Former Google recruiter Arne Wilberg, who worked in the company’s YouTube division, also alleges that the Mountain View tech giant systematically discriminated against older engineers in its hiring and sought to purge internal correspondence about its illegal employment practices.
Google fired him for complaining about the company’s hiring, though he was “an exemplary employee,” according to the lawsuit filed in San Mateo County Superior Court.
“For the past several years, Google has had and implemented clear and irrefutable policies, memorialized in writing and consistently implemented in practice, of systematically discriminating in favor (of) job applicants who are Hispanic, African American, or female, and against Caucasian and Asian men,” according to the suit.
“The stated purpose of these policies was to achieve ‘Diversity’ in the Google workforce and to manage public relations problems arising from the under-representation of women and certain minority groups in the Google workforce, particularly in engineering positions.”
Google, the first major Silicon Valley tech firm to publicly disclose its diversity statistics, said in a statement it would fight the lawsuit vigorously.
“We have a clear policy to hire candidates based on their merit, not their identity,” the company said Thursday. “At the same time, we unapologetically try to find a diverse pool of qualified candidates for open roles, as this helps us hire the best people, improve our culture and build better products.”
According to Google’s own statistics, the company’s U.S. workforce is 56 percent white, 35 percent Asian and 69 percent male.
Wilberg’s suit, filed Jan. 29, states that he worked for seven years at Google, including time on the team for tech staffing at YouTube, the company’s video-streaming unit.
Wilberg filed with his lawsuit copies of two purported emails from a woman identified as the YouTube staffing team manager, in which she is alleged to have directed hiring team members to only consider and accept candidates from “under-represented groups.”
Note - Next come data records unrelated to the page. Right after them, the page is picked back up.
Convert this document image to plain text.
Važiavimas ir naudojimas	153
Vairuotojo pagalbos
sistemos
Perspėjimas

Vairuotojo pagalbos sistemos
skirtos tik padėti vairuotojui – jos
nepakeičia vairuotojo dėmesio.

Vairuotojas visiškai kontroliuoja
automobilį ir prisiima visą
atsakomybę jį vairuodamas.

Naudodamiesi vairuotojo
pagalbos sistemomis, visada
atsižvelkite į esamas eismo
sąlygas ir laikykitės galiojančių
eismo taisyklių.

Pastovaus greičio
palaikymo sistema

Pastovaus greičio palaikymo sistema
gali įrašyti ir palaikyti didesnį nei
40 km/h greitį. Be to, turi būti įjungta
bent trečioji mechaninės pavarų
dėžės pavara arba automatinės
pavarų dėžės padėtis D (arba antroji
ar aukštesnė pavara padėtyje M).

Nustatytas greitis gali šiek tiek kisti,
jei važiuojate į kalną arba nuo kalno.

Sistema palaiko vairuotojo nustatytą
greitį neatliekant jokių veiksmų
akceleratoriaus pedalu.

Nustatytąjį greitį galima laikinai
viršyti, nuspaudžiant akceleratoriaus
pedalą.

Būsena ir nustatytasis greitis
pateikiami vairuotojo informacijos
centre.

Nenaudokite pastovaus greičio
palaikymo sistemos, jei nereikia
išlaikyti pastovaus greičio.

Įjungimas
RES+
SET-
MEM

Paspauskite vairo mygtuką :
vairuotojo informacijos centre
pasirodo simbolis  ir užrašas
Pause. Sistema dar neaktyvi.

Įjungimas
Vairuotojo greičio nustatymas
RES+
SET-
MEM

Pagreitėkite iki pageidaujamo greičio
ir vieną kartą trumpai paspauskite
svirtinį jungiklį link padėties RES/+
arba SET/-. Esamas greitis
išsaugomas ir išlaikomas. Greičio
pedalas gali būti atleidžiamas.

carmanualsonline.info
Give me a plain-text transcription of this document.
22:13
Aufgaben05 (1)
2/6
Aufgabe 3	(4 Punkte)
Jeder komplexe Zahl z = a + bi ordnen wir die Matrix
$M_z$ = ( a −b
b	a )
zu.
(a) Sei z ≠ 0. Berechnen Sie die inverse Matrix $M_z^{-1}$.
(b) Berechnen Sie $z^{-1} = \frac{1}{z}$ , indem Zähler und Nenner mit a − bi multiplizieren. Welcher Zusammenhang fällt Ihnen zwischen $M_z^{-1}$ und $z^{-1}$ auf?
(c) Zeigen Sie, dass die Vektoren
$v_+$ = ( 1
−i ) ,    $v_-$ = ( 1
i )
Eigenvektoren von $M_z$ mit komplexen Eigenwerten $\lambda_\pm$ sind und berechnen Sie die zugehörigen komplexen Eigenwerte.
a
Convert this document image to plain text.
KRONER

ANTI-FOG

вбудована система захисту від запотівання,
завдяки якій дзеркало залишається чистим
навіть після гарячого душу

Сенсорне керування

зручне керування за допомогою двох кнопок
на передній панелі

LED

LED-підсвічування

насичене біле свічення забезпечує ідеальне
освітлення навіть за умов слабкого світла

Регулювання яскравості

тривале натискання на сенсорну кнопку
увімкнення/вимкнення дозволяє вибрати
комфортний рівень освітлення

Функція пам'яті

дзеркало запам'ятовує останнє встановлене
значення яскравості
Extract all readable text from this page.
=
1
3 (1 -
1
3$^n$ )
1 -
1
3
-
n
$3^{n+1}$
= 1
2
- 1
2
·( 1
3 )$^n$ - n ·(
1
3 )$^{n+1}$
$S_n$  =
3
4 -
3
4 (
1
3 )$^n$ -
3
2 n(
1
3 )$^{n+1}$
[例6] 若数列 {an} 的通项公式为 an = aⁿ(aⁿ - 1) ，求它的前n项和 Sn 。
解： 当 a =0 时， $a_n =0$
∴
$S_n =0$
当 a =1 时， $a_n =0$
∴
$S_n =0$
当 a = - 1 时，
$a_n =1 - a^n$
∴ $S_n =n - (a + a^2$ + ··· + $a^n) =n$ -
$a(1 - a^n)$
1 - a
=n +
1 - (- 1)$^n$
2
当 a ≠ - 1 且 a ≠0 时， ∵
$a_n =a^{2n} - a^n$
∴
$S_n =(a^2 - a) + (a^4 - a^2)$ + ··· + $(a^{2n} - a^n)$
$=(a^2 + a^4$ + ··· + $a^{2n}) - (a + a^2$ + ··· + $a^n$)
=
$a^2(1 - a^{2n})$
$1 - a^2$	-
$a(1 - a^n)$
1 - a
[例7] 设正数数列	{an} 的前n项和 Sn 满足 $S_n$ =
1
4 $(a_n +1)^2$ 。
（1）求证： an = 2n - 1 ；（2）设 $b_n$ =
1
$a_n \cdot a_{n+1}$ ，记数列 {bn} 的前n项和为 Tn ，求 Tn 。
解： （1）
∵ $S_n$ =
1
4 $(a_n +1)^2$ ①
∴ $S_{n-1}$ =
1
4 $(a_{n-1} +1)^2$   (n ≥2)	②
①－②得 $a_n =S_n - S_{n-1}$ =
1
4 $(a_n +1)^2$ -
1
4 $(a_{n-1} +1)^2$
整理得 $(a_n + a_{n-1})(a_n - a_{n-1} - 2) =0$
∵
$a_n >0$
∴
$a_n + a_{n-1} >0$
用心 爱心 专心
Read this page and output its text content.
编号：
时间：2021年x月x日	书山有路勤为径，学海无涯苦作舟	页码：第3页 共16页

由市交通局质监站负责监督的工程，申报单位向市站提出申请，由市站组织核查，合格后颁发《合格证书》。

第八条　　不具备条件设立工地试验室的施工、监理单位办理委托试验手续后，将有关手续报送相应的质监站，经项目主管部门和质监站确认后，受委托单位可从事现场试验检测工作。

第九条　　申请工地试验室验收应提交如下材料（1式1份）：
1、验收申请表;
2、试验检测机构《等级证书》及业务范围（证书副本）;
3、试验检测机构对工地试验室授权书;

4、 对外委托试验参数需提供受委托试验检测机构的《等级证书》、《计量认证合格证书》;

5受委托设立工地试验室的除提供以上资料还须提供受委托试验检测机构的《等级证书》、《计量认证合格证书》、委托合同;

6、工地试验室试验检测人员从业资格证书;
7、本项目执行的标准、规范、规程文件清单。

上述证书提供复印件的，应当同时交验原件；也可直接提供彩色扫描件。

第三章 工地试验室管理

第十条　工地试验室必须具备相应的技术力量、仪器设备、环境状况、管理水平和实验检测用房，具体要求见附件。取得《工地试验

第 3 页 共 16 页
In April 2017, Google’s “technology staffing management team” was told to cancel job interviews for software engineers with five or fewer years of experience who were not female, black or Latino, and to “purge entirely any applications by non-diverse employees from the hiring pipeline,” according to the suit.
Wilberg also claims that Google “policy documents” directed the firm’s YouTube recruiters to hire only “diverse” people for the third quarter of 2017. He alleges that internal documents known as “weekly recaps” show Google had set hiring targets for women, blacks and Latinos.
He claims he “repeatedly opposed these illegal and discriminatory hiring practices by complaining to his managers and HR,” telling them “it was illegal to have such hiring quotas favoring certain groups based on race and gender.”
In response to Wilberg’s complaints and warnings Google would occasionally circulate emails instructing its employees (to) purge any and all references to the race/gender quotas from its email database … to wipe out any paper trail of Google’s illegal practices,” according to his lawsuit.
The company also “had a practice of systematically discriminating against older engineers in its hiring practices,” according to the suit. In one case, the suit claims, hiring managers pressured Wilberg to make an applicant over 40 apply for a position he wasn’t qualified for so the job seeker would fail to gain employment at Google.
Wilberg is seeking a jury trial and unspecified damages.